Disamping jenis kanker yang saya derita juga tidak begitu responsif terhadap kemoterapi, maka kemungkinan besar tindakan kemoterapi hanya akan membuat kondisi saya semakin memburuk.
Seketika itu, hanya ada satu kalimat di dalam pikiran, "SAYA AKAN MATI DALAM WAKTU DEKAT !"
Sejak divonis kanker stadium lanjut, aktivitas seharian saya pun berubah. Dunia perkantoran saya tinggalkan, tidak ada lagi minat untuk hang out dengan teman-teman.
Kondisi saya lemah dan cepat lelah. Tak banyak lagi kegiatan yang bisa saya ikuti. Dunia sosial pun berubah. Saya lebih banyak mengenal teman baru sesama penderita kanker. Mereka jadi keluarga baru buat saya.
Mereka datang dari berbagai macam golongan, suku, dan agama. Ada yang berprofesi sebagai profesor, guru, pengusaha, karyawan, bahkan tentara. Kami saling berbagi pengalaman dan saling menyemangati. Berbagai pengobatan harus kami jalani, baik itu pengobatan medis atau alternatif.
Disitulah kami bertemu, di Titik Nol.
Ya, di Titik Nol ini kami sama-sama berjuang.
Di Titik Nol ini kami bersyukur karena diberi kesempatan untuk melihat dunia dari sisi yang berbeda.

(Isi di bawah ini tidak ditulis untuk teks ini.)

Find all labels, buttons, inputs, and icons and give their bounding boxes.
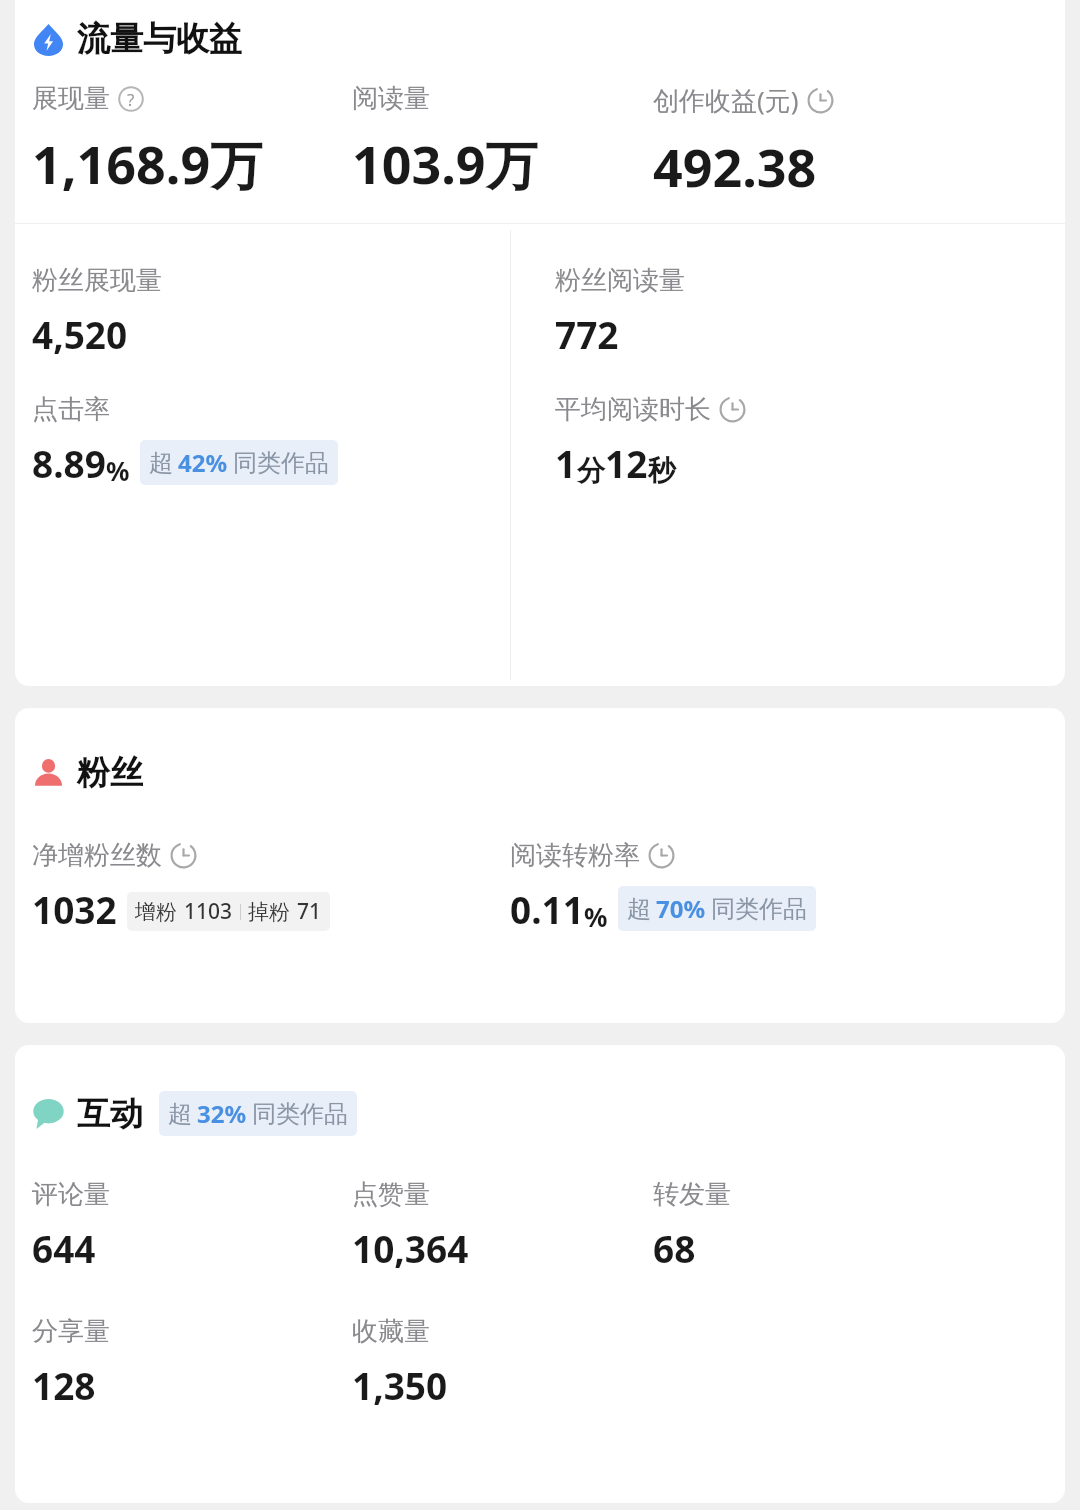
button[interactable]: 评论量 [32,1178,352,1273]
staticText: 转发量 [653,1178,731,1211]
button[interactable]: 点赞量 [352,1178,653,1273]
staticText: 同类作品 [252,1099,348,1129]
staticText: 阅读转粉率 [510,839,640,872]
staticText: 10,364 [352,1223,469,1273]
staticText: 超 [168,1099,192,1129]
staticText: 同类作品 [233,448,329,478]
staticText: 粉丝 [77,752,143,794]
staticText: 掉粉 [248,899,290,925]
staticText: 净增粉丝数 [32,839,162,872]
other: 互动 [32,1097,65,1130]
staticText: 1032 [32,884,117,934]
staticText: 644 [32,1223,96,1273]
button[interactable]: 粉丝 [32,752,143,794]
button[interactable]: 粉丝展现量 [32,264,162,359]
button[interactable]: 转发量 [653,1178,1065,1273]
staticText: 4,520 [32,309,128,359]
button[interactable]: 分享量 [32,1315,352,1410]
staticText: 分享量 [32,1315,110,1348]
staticText: 128 [32,1360,96,1410]
staticText: 1 [555,438,577,488]
staticText: 分 [577,453,605,488]
staticText: 秒 [648,453,676,488]
staticText: % [584,899,608,934]
staticText: 42% [178,446,228,479]
button[interactable]: 点击率 [32,393,338,488]
staticText: 70% [656,892,706,925]
staticText: 1,350 [352,1360,448,1410]
staticText: 增粉 [135,899,177,925]
button[interactable]: 粉丝阅读量 [555,264,685,359]
staticText: 1,168.9万 [32,128,263,199]
other: 更新时间 [170,842,197,869]
staticText: 71 [297,897,322,926]
staticText: 超 [627,894,651,924]
button[interactable]: 平均阅读时长 [555,393,746,488]
button[interactable]: 收藏量 [352,1315,653,1410]
staticText: 阅读量 [352,82,430,115]
staticText: 32% [197,1097,247,1130]
other: 更新时间 [807,87,834,114]
staticText: 流量与收益 [77,18,242,60]
staticText: 评论量 [32,1178,110,1211]
staticText: 点赞量 [352,1178,430,1211]
staticText: 互动 [77,1093,143,1135]
staticText: 0.11 [510,884,584,934]
button[interactable]: 阅读量 [352,82,653,199]
staticText: 12 [605,438,648,488]
staticText: 1103 [184,897,233,926]
other: 粉丝 [32,757,65,790]
staticText: 创作收益(元) [653,82,799,118]
staticText: 点击率 [32,393,110,426]
button[interactable]: 超 [140,440,338,485]
staticText: 超 [149,448,173,478]
staticText: 68 [653,1223,696,1273]
staticText: 收藏量 [352,1315,430,1348]
button[interactable]: 展现量 [32,82,352,199]
staticText: 103.9万 [352,128,538,199]
staticText: 同类作品 [711,894,807,924]
staticText: 粉丝阅读量 [555,264,685,297]
staticText: 平均阅读时长 [555,393,711,426]
button[interactable]: 互动 [32,1091,357,1136]
button[interactable]: 创作收益(元) [653,82,1065,202]
other: 更新时间 [719,396,746,423]
other: 更新时间 [648,842,675,869]
staticText: 492.38 [653,131,817,202]
other: 流量与收益 [32,23,65,56]
staticText: 粉丝展现量 [32,264,162,297]
button[interactable]: 流量与收益 [32,18,242,60]
staticText: ? [127,88,135,111]
button[interactable]: 超 [618,886,816,931]
staticText: 展现量 [32,82,110,115]
staticText: 772 [555,309,619,359]
staticText: % [106,453,130,488]
staticText: 8.89 [32,438,106,488]
button[interactable]: 超 [159,1091,357,1136]
other: 说明 [118,86,144,112]
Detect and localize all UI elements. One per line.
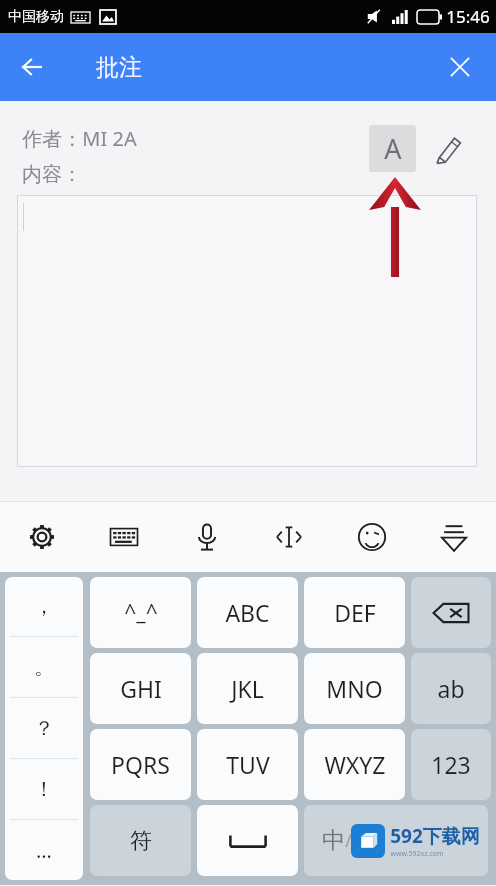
staticText: TUV: [226, 749, 270, 780]
button[interactable]: Settings: [14, 509, 70, 565]
button[interactable]: [17, 195, 477, 467]
staticText: JKL: [231, 673, 264, 704]
button[interactable]: ABC: [197, 577, 298, 648]
staticText: 123: [431, 749, 471, 780]
button[interactable]: …: [5, 820, 83, 880]
button[interactable]: ，: [5, 577, 83, 636]
button[interactable]: 123: [411, 729, 491, 800]
button[interactable]: Text style: [369, 125, 416, 172]
button[interactable]: PQRS: [90, 729, 191, 800]
staticText: 批注: [96, 53, 142, 82]
staticText: ^_^: [124, 598, 158, 627]
staticText: www.592xz.com: [390, 849, 444, 859]
button[interactable]: Edit: [428, 128, 470, 170]
staticText: ，: [34, 594, 54, 619]
button[interactable]: Switch Chinese English: [304, 805, 488, 876]
button[interactable]: Backspace: [411, 577, 491, 648]
button[interactable]: DEF: [304, 577, 405, 648]
staticText: 15:46: [446, 5, 490, 28]
button[interactable]: Emoji: [344, 509, 400, 565]
staticText: GHI: [120, 673, 162, 704]
staticText: 符: [130, 827, 152, 855]
staticText: 内容：: [22, 162, 82, 187]
button[interactable]: 符: [90, 805, 191, 876]
button[interactable]: ！: [5, 759, 83, 819]
button[interactable]: WXYZ: [304, 729, 405, 800]
staticText: A: [384, 130, 402, 167]
button[interactable]: Hide keyboard: [426, 509, 482, 565]
button[interactable]: Space: [197, 805, 298, 876]
button[interactable]: GHI: [90, 653, 191, 724]
staticText: /: [345, 828, 352, 853]
button[interactable]: ab: [411, 653, 491, 724]
staticText: ab: [437, 673, 465, 704]
button[interactable]: ？: [5, 698, 83, 758]
button[interactable]: JKL: [197, 653, 298, 724]
staticText: 中国移动: [8, 8, 64, 26]
staticText: ABC: [225, 597, 270, 628]
button[interactable]: Close: [436, 43, 484, 91]
button[interactable]: MNO: [304, 653, 405, 724]
staticText: MNO: [326, 673, 383, 704]
staticText: PQRS: [111, 749, 170, 780]
button[interactable]: Keyboard layout: [96, 509, 152, 565]
staticText: 中: [322, 826, 345, 855]
button[interactable]: Move cursor: [261, 509, 317, 565]
staticText: 592下载网: [390, 823, 480, 849]
staticText: DEF: [334, 597, 376, 628]
staticText: ！: [34, 777, 54, 802]
button[interactable]: Voice input: [179, 509, 235, 565]
staticText: 英: [352, 831, 367, 850]
button[interactable]: ^_^: [90, 577, 191, 648]
button[interactable]: 。: [5, 637, 83, 697]
staticText: 。: [34, 655, 54, 680]
staticText: …: [36, 837, 52, 864]
staticText: ？: [34, 716, 54, 741]
button[interactable]: Back: [8, 43, 56, 91]
button[interactable]: TUV: [197, 729, 298, 800]
staticText: WXYZ: [324, 749, 386, 780]
staticText: 作者：MI 2A: [22, 125, 137, 152]
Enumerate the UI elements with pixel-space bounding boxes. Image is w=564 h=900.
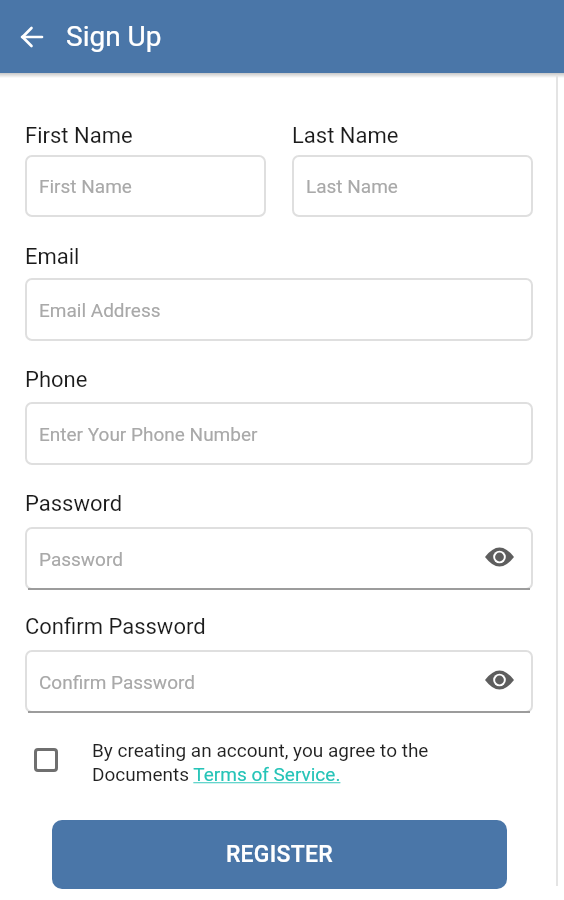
button[interactable]: Enter Your Phone Number (25, 402, 533, 465)
staticText: First Name (39, 175, 132, 197)
staticText: Password (39, 548, 123, 570)
staticText: Email Address (39, 299, 161, 321)
button[interactable]: Confirm Password (25, 650, 533, 713)
staticText: First Name (25, 123, 133, 149)
staticText: Sign Up (66, 20, 162, 53)
staticText: Email (25, 244, 80, 270)
button[interactable]: Email Address (25, 278, 533, 341)
staticText: Enter Your Phone Number (39, 423, 258, 445)
button[interactable]: Last Name (292, 155, 533, 217)
button[interactable]: REGISTER (52, 820, 507, 889)
staticText: Last Name (306, 175, 398, 197)
button[interactable]: Password (25, 527, 533, 590)
staticText: Password (25, 491, 123, 517)
staticText: REGISTER (226, 841, 333, 868)
staticText: Phone (25, 367, 88, 393)
staticText: Confirm Password (39, 671, 195, 693)
button[interactable] (20, 25, 44, 49)
staticText: Last Name (292, 123, 399, 149)
staticText: Confirm Password (25, 614, 206, 640)
button[interactable]: First Name (25, 155, 266, 217)
button[interactable]: By creating an account, you agree to the… (92, 739, 429, 786)
button[interactable] (34, 748, 58, 772)
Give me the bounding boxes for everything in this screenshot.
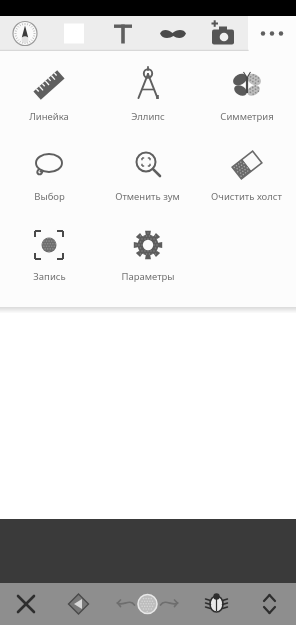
staticText: Очистить холст bbox=[211, 190, 282, 203]
staticText: Запись bbox=[33, 270, 66, 283]
button[interactable]: Параметры bbox=[98, 217, 197, 297]
button[interactable]: Симметрия bbox=[197, 57, 296, 137]
button[interactable]: Линейка bbox=[0, 57, 98, 137]
button[interactable]: Эллипс bbox=[98, 57, 197, 137]
button[interactable]: Color bbox=[50, 16, 98, 51]
button[interactable]: Отменить зум bbox=[98, 137, 197, 217]
button[interactable]: Brush shape bbox=[52, 583, 105, 625]
button[interactable]: More options bbox=[248, 16, 296, 51]
button[interactable]: Выбор bbox=[0, 137, 98, 217]
staticText: Симметрия bbox=[220, 110, 274, 123]
button[interactable]: Text bbox=[98, 16, 148, 51]
staticText: Отменить зум bbox=[115, 190, 180, 203]
button[interactable]: Close bbox=[0, 583, 52, 625]
button[interactable]: Layers bbox=[190, 583, 243, 625]
staticText: Эллипс bbox=[131, 110, 165, 123]
staticText: Линейка bbox=[29, 110, 69, 123]
button[interactable]: Expand bbox=[243, 583, 296, 625]
button[interactable]: Smudge bbox=[148, 16, 198, 51]
staticText: Параметры bbox=[121, 270, 175, 283]
staticText: Выбор bbox=[34, 190, 65, 203]
button[interactable]: Очистить холст bbox=[197, 137, 296, 217]
button[interactable]: Add photo bbox=[198, 16, 248, 51]
button[interactable]: Brush bbox=[0, 16, 50, 51]
button[interactable]: Undo redo bbox=[105, 583, 190, 625]
button[interactable]: Запись bbox=[0, 217, 98, 297]
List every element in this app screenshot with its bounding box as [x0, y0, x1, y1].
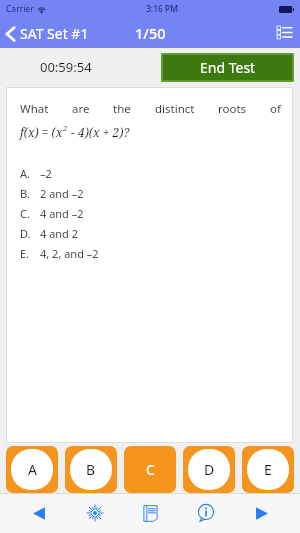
- staticText: 00:59:54: [40, 58, 92, 76]
- staticText: D.: [20, 226, 40, 241]
- staticText: 2 and –2: [40, 186, 84, 201]
- button[interactable]: D: [183, 446, 235, 493]
- staticText: 3:16 PM: [146, 3, 179, 15]
- staticText: 4, 2, and –2: [40, 246, 99, 261]
- staticText: What: [20, 101, 49, 117]
- staticText: of: [270, 101, 281, 117]
- staticText: 4 and –2: [40, 206, 84, 221]
- staticText: 1/50: [135, 23, 166, 43]
- staticText: E: [264, 460, 272, 479]
- staticText: C.: [20, 206, 40, 221]
- staticText: distinct: [155, 101, 195, 117]
- button[interactable]: Previous: [22, 496, 56, 530]
- staticText: 2: [63, 123, 68, 133]
- button[interactable]: SAT Set #1: [0, 22, 95, 45]
- staticText: − 4)(x + 2)?: [68, 124, 130, 140]
- button[interactable]: C: [124, 446, 176, 493]
- button[interactable]: Info: [189, 496, 223, 530]
- staticText: B: [86, 460, 96, 479]
- button[interactable]: A: [6, 446, 58, 493]
- button[interactable]: Next: [244, 496, 278, 530]
- staticText: E.: [20, 246, 40, 261]
- staticText: the: [113, 101, 131, 117]
- staticText: Carrier: [6, 3, 34, 15]
- staticText: f(x) = (x: [20, 124, 63, 140]
- button[interactable]: Notes: [133, 496, 167, 530]
- button[interactable]: B: [65, 446, 117, 493]
- staticText: A.: [20, 166, 40, 181]
- staticText: C: [146, 460, 155, 479]
- button[interactable]: Hint: [78, 496, 112, 530]
- staticText: roots: [218, 101, 247, 117]
- staticText: B.: [20, 186, 40, 201]
- button[interactable]: End Test: [161, 53, 294, 82]
- staticText: D: [204, 460, 215, 479]
- staticText: are: [72, 101, 90, 117]
- staticText: SAT Set #1: [20, 24, 89, 43]
- staticText: End Test: [200, 58, 256, 77]
- button[interactable]: Question list: [269, 22, 300, 44]
- staticText: A: [28, 460, 37, 479]
- staticText: –2: [40, 166, 52, 181]
- staticText: 4 and 2: [40, 226, 79, 241]
- button[interactable]: E: [242, 446, 294, 493]
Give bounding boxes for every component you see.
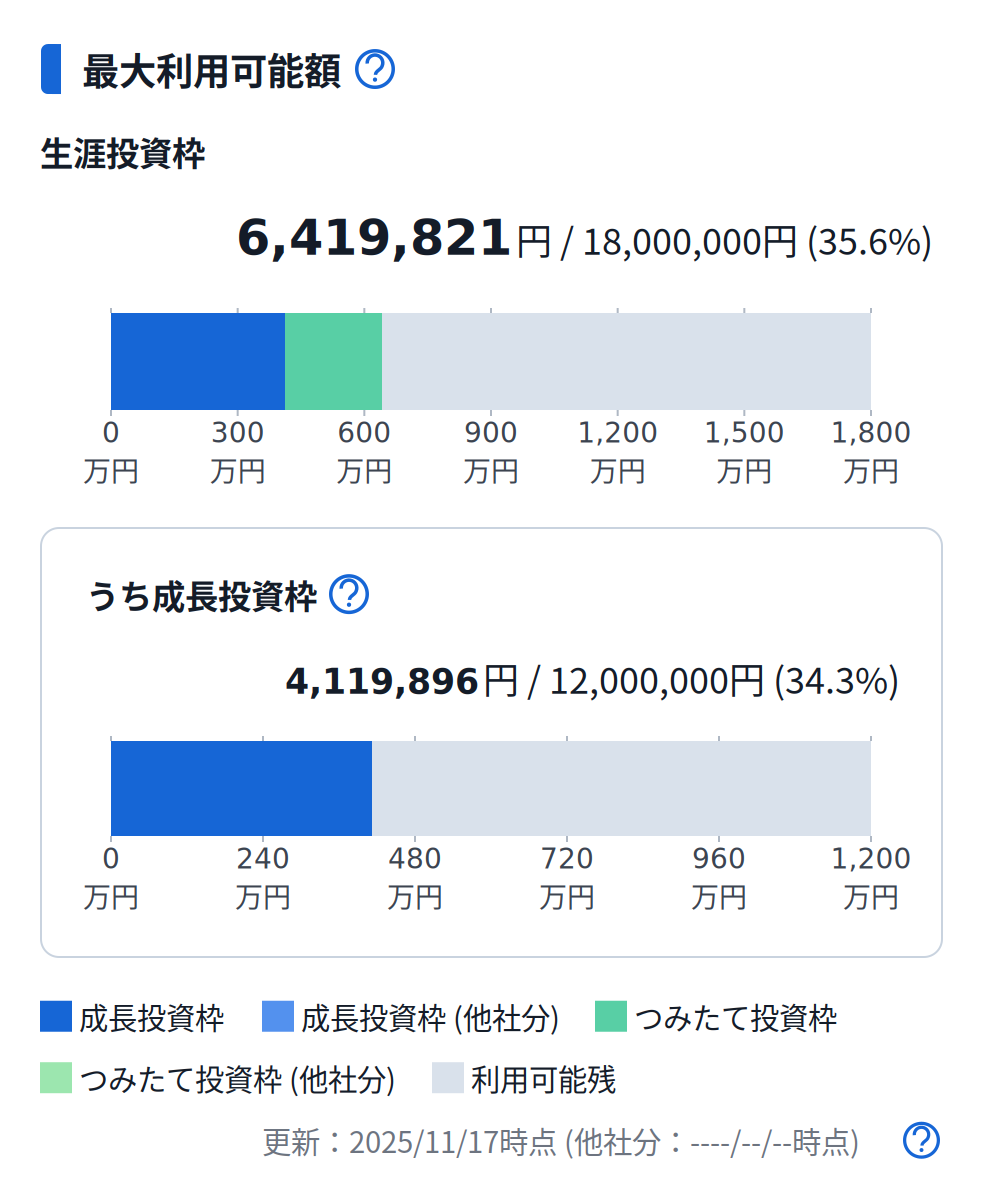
staticText: つみたて投資枠 [634, 995, 837, 1038]
staticText: 利用可能残 [471, 1056, 616, 1099]
staticText: 1,200 [577, 416, 658, 449]
staticText: 万円 [716, 449, 772, 490]
staticText: 更新：2025/11/17時点 (他社分：----/--/--時点) [262, 1119, 860, 1162]
staticText: 900 [464, 416, 518, 449]
staticText: 万円 [387, 875, 443, 916]
staticText: 240 [236, 842, 290, 875]
staticText: 600 [337, 416, 391, 449]
staticText: 万円 [843, 875, 899, 916]
staticText: 0 [102, 416, 120, 449]
staticText: 万円 [691, 875, 747, 916]
staticText: 万円 [336, 449, 392, 490]
staticText: 万円 [539, 875, 595, 916]
staticText: 万円 [463, 449, 519, 490]
staticText: 万円 [843, 449, 899, 490]
staticText: 万円 [590, 449, 646, 490]
staticText: つみたて投資枠 (他社分) [79, 1056, 396, 1099]
staticText: 万円 [83, 449, 139, 490]
staticText: 万円 [210, 449, 266, 490]
staticText: うち成長投資枠 [86, 570, 317, 618]
staticText: 4,119,896 [285, 662, 479, 702]
staticText: 成長投資枠 (他社分) [301, 995, 560, 1038]
staticText: 480 [388, 842, 442, 875]
staticText: 300 [211, 416, 265, 449]
staticText: 1,800 [830, 416, 912, 449]
button[interactable]: 更新日時についてのヘルプ [860, 1122, 940, 1159]
staticText: 960 [692, 842, 746, 875]
staticText: 1,200 [830, 842, 912, 875]
staticText: 成長投資枠 [79, 995, 224, 1038]
staticText: 万円 [235, 875, 291, 916]
staticText: 6,419,821 [236, 209, 512, 266]
staticText: 1,500 [704, 416, 785, 449]
staticText: 万円 [83, 875, 139, 916]
staticText: 最大利用可能額 [82, 42, 341, 96]
button[interactable]: 最大利用可能額 [41, 42, 395, 96]
staticText: 円 / 18,000,000円 (35.6%) [516, 213, 933, 265]
staticText: 円 / 12,000,000円 (34.3%) [483, 652, 900, 704]
button[interactable]: うち成長投資枠 [86, 570, 369, 618]
staticText: 720 [540, 842, 594, 875]
staticText: 0 [102, 842, 120, 875]
staticText: 生涯投資枠 [40, 127, 205, 175]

Di Titik Nol ini pula, Kami baru paham pentingnya sebuah perjuangan.
Perjuangan dimulai ketika pertama kali dokter menyatakan,"Anda terdiagnosa penyakit kanker". Belum lagi jika ditambah dengan embel-embel vonis sisa umur yang bisa dihitung dengan jari.
Berbagai cara pengobatan ditawarkan. Kemoterapi, radiasi, operasi pengangkatan jaringan, meditasi, atau pengobatan alternatif lainnya. Tak jarang kami harus mengambil keputusan diantara pilihan-pilihan yang sulit.